Data from literature support the idea that primary stenting has been broadened to aorto-iliac lesions with excellent results; femoro-popliteal-tibial lesions take advantage from PTA approach even if a second treatment or open surgery is anyway possible (8). Notwithstanding the lack of codified protocols, especially for what concerns the best timing, our data suggest to treat with one step procedure proximal lesion first and than the distal one because of the hemodynamic mechanism we explained above. (9-10)

The overall patency rate of 74.3% is similar to the results obtained in the single treatments of the same lesions, while major complication rate is reduced (p<0,05). Till now, no codified protocols on the combination are available, so the choice depends on the surgeon’s experience only. In our personal opinion the good results obtained depends also on the patient’s selection and on the arterial disease morphology (11).
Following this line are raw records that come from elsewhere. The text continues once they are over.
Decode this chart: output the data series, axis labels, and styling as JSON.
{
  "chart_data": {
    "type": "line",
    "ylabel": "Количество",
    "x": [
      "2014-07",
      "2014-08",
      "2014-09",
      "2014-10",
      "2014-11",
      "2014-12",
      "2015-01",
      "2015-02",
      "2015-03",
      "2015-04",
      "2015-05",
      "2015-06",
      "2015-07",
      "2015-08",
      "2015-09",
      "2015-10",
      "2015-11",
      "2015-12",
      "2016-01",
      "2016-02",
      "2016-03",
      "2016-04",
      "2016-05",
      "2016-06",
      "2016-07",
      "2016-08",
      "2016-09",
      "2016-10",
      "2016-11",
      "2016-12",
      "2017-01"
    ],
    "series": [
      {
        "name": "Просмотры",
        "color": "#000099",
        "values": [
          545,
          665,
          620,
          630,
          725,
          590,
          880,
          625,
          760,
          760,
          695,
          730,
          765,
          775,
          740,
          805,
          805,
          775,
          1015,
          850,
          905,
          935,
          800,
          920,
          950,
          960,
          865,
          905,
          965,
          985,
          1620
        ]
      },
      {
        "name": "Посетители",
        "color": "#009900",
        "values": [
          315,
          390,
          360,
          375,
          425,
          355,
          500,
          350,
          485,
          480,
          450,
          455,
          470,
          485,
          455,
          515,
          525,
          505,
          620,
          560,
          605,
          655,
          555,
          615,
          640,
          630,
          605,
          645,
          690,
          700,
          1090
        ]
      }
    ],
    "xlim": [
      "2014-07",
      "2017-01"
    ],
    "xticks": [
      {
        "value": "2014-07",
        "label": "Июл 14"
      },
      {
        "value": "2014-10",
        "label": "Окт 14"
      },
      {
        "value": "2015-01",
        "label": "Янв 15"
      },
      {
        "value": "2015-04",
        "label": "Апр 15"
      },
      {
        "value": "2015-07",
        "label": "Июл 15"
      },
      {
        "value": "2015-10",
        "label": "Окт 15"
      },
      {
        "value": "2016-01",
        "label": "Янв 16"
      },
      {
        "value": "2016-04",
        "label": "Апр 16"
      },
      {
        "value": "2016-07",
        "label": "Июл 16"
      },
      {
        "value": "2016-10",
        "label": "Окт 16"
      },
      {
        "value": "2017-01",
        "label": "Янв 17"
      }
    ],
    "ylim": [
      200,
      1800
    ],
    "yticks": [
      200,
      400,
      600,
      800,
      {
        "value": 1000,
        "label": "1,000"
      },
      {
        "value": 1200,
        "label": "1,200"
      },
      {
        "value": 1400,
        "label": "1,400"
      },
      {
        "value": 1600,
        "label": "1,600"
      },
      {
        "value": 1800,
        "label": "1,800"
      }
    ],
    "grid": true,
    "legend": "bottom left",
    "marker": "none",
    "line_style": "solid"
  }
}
Treating simultaneously multilevel lesions of the lower limbs with the combination of the vascular and endovascular surgery is effective and durable in terms of patency and complication rate. In fact no surgical related death were recorded. Major complications concern the prosthesis obstruction but these data do not differ from multi-step approach. This ensures the feasibility and safety of the procedures in terms of results. One-step approach is clearly not related with higher cardiac and pulmonary operative and post-operative events; none of our patients, in fact, showed these symptoms. Secondary complications as infection or DVT were not as common as it would be expected and they were managing at all.
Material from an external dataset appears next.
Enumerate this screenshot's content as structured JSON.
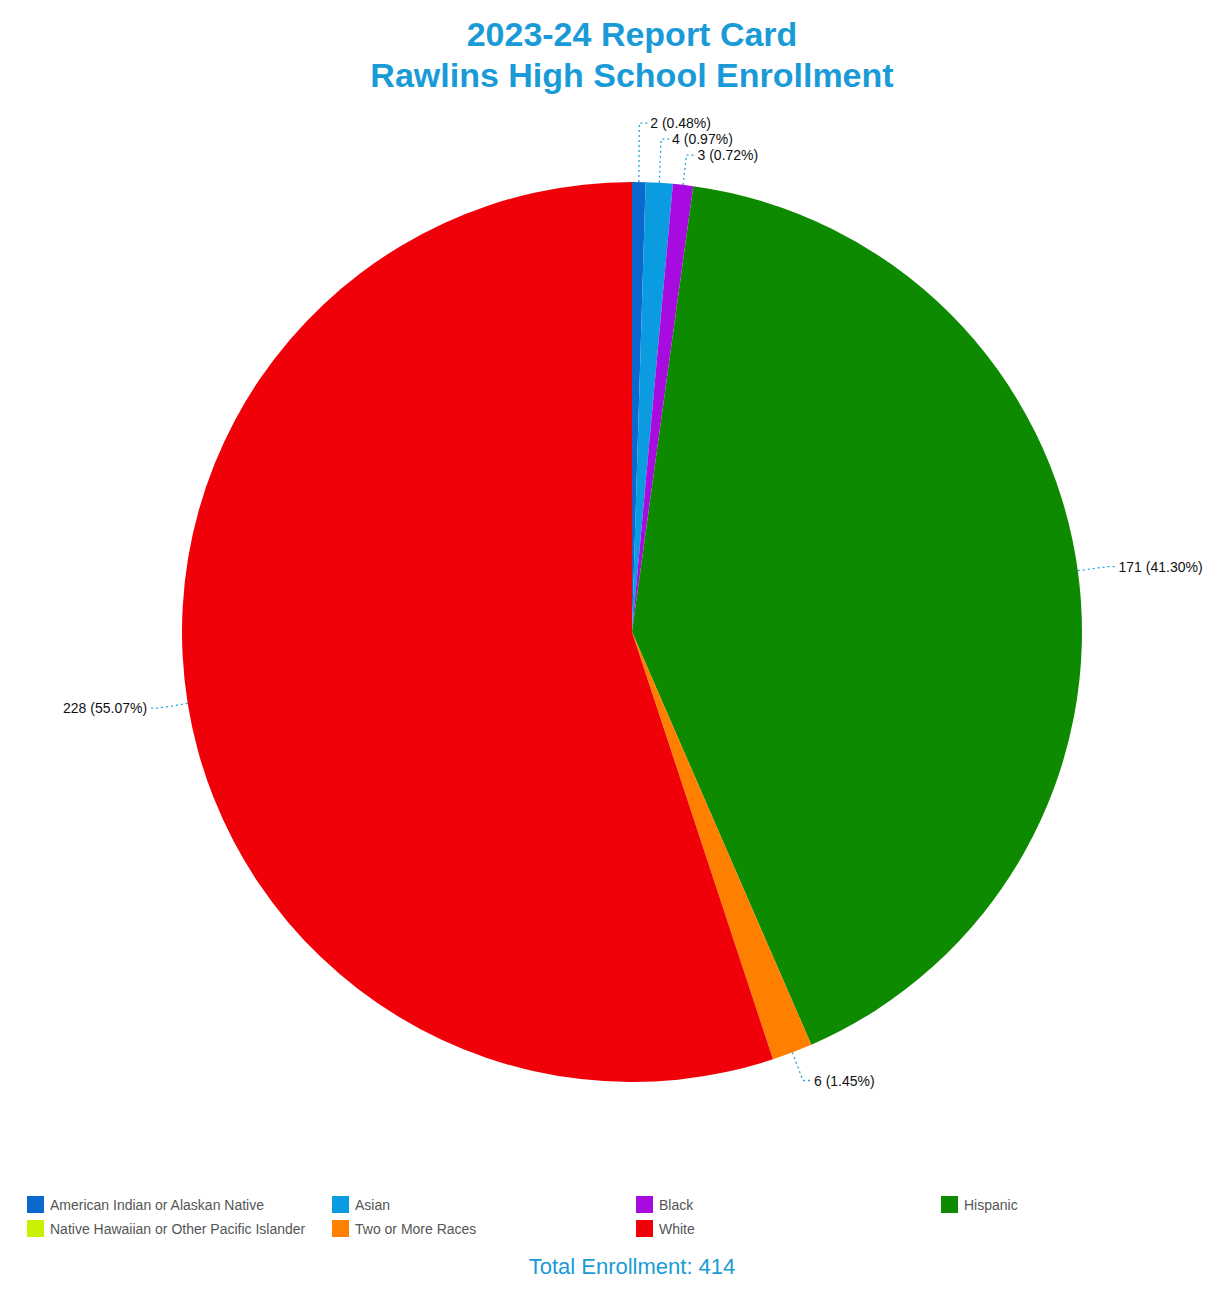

This new approach to the arterial disease of the lower limb is an interesting and developing field for research but needs the recruitment of much more patients and the prospective protocol studies for validation.

 

 

References

 

1.         TransAtlantic Inter-Society Consensus (TASC).  J Vasc Surg 2000; 31: S1–S296.
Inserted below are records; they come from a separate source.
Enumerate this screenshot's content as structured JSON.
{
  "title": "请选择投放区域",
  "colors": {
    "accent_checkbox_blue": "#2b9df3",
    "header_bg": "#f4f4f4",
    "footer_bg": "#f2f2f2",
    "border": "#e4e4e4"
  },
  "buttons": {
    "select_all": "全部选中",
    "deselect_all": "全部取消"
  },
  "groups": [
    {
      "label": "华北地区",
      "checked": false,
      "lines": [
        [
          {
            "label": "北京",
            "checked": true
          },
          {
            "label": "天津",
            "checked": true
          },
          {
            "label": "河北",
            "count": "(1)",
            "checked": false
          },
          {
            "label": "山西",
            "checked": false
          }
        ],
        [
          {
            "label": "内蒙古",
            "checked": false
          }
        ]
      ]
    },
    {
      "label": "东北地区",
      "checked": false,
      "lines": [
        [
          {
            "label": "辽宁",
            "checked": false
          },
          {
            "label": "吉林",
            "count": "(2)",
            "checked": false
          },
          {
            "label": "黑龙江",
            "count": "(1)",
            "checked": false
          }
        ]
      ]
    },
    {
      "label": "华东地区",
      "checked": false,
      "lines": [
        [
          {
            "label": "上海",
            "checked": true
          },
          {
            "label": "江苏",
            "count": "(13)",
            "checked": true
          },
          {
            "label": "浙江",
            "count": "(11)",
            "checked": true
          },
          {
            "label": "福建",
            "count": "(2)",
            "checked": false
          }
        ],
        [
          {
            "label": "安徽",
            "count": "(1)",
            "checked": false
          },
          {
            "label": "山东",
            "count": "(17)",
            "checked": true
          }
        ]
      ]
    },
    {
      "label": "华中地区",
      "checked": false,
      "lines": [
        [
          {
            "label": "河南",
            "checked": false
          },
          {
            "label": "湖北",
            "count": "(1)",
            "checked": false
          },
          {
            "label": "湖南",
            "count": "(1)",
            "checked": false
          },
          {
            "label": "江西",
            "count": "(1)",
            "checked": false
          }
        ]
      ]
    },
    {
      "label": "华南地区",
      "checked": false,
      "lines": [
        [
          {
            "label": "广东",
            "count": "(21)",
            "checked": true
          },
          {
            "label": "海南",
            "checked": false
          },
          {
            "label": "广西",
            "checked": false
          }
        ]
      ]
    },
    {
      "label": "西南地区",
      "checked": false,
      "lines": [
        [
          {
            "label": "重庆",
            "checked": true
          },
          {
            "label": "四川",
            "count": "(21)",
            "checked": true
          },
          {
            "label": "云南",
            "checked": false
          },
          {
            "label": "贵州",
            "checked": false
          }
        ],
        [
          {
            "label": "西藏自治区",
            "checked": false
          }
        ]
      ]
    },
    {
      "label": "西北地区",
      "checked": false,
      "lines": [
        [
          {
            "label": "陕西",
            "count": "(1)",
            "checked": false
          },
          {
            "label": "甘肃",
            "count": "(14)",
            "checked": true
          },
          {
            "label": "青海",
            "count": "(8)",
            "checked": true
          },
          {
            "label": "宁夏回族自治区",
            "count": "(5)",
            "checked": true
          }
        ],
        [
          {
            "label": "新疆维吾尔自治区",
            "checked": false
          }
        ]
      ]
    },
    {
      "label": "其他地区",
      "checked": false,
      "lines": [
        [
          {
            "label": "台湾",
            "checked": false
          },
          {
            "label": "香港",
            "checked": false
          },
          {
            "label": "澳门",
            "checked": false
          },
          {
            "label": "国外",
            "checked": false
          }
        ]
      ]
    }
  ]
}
2.         Brewster DC, Perler BA, Robinson JG, Darling RC. Aorto-femoral graft for multilevel occlusive disease: predictors of success and need for distal bypass. Arch Surg 1982; 117:1593-1600.

3.         Nevelsteen A, suy R, Daene W. Aortofemoral grafting: factors influencing late results. Surgery 1980; 88: 642-653.

4.         Batt M, Declemy S. Syncrhonous reconstruction for combined aortoiliac and femoropopliteal occlusive disease. J Cardiovasc Surg 1990;31, 448-452.

5.         Timaran CH, Ohki T. Iliac artery stenting in patients with poor distal  run-off: influence of concomitant infrainguinal arterial reconstruction. J Vasc Surg. 2003; 38: 479-484.

6.         Schneider PA, Abcarian PW. Should ballon angioplasty and stents have any role in operative intervention for lower extremity ischemia? Ann Vasc Surg 1997; 11: 574-580.

7.         Schneider PA, Caps MT, Ogawa DY. Intraoperative superficial femoral artery balloon angioplasty and popliteal to distal bypass graft: An option for combined open and endovascular treatment of diabetic gangrene. J Vasc Surg  2001; 33: 955-962.

8.         Harvard TR, D’Ingegno M, Carlton L. Threatening ischemia due to multilevel arterial occlusive disease. Ann Surg 1995; 221,5: 498-506.

9.         Harris PL, Bigley DIC, McSweeney L. Aortofemoral bypass and the role of concomitant reconstruction. Br J Surg 1985; 72: 317-320.

10.       Eidt G, Stowne JG. Iliac artery stenting and concomitant infrainguinal arterial reconstruction. J Cardiovasc Surg 1996; 31, 440-447.

11.       Dougherty MJ, Young PL, Calligaro KD. One hundred twenty-five concomitant endovascular and open procedures for lower extremity arterial disease. J Vasc Surg 2003; 37: 316-322.